“Get up in the morning slaving for bread Sir”
The intro to “Israelites” – two chords, and Dekker’s naked voice – is one of the most striking in 60s pop. Taken slower than the rest of the verses it’s a moment of absolute authority: stop and listen to this. Immediately the Aces start on the groove: it’s not a particularly heavy groove, it’s mid-paced and supple. Dekker uses the groove as a springboard for two-line, self-contained verses, and the guitar does a lot of the work, joining the dots on Dekker’s snapshot thoughts, leading the listener through.

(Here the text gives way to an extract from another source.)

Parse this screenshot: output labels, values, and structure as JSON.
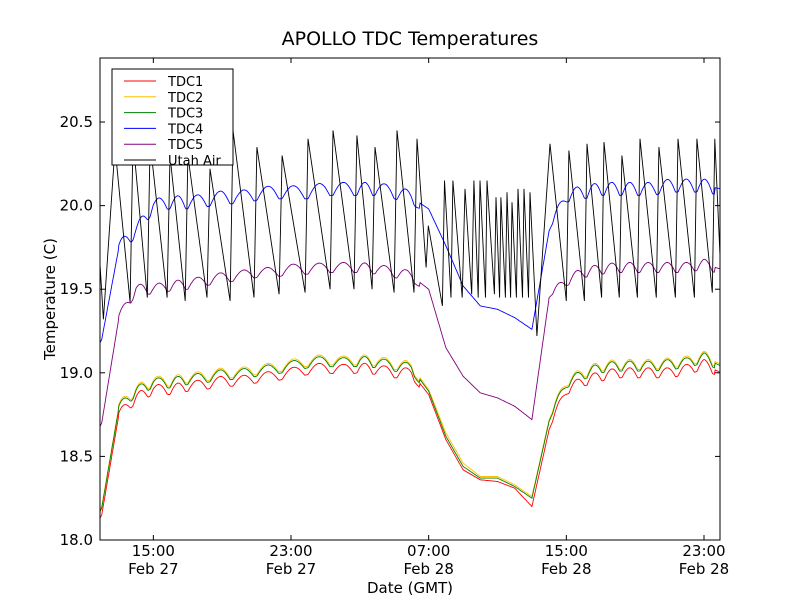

“Wife and me kids they pack up and leave me”
I first encountered “Israelites” on a Maxell tape ad in the late 80s, where the joke was that Dekker’s lyrics were particularly unintelligible. This isn’t especially true, and the joke feels a little dodgy now, but then I’m used to Jamaican voices in pop. The fact that Maxell picked the song and thought the gag would resonate shows a residual memory of reggae-as-exotica. “Israelites” is far from the first Reggae hit but to get to No.1 still required a serious degree of crossover to a white, pop audience. That audience may or may not have deciphered the lyrics but they were certainly responding to Dekker’s beautiful voice, hitting notes of weariness, defiance, yearning and pride.
“Don’t want to end up like Bonnie and Clyde”
And maybe it wasn’t just gorgeousness they were responding to. The Maxell ad has Dekker showing his lyrics on flashcards, in an echo of Bob Dylan on the “Subterranean Homesick Blues” film. The parallel is there to service the joke but the two songs are cousins – cryptic, disconnected imagery crystallising some kind of hardship and struggle. “Israelites” has a thread of menace in it – “catch me in the farm, you sound the alarm”, and Bonnie and Clyde may have ‘ended up’ dead but they took a few people with them on the way.
The threat is subtle, only implied, but it’s there – Dekker had first hit in the UK singing about rude boy gangsters. And any act of crossover draws attention to tensions as well as potentially smoothing them over. The tensions in this case were racial – Enoch Powell’s “Rivers of Blood” speech in April 1968 had pushed immigration to the top of the political agenda, and though “Israelites” is in no sense a direct response to this, it’s a record that resonates with its times as richly as any Stones or Doors track.
“After a storm there must be a calm”
Political or cultural resonance doesn’t make a pop record great, but “Israelites” also looks to the future. Not just by being one of the first huge reggae crossovers: by singing about and for a tribe, and in oblique fragments, Dekker seems to assume multiple voices, and what “Israelites” ultimately makes me think of is the group rhyme-trading of early hip-hop, different perspectives fighting and uniting over a single beat.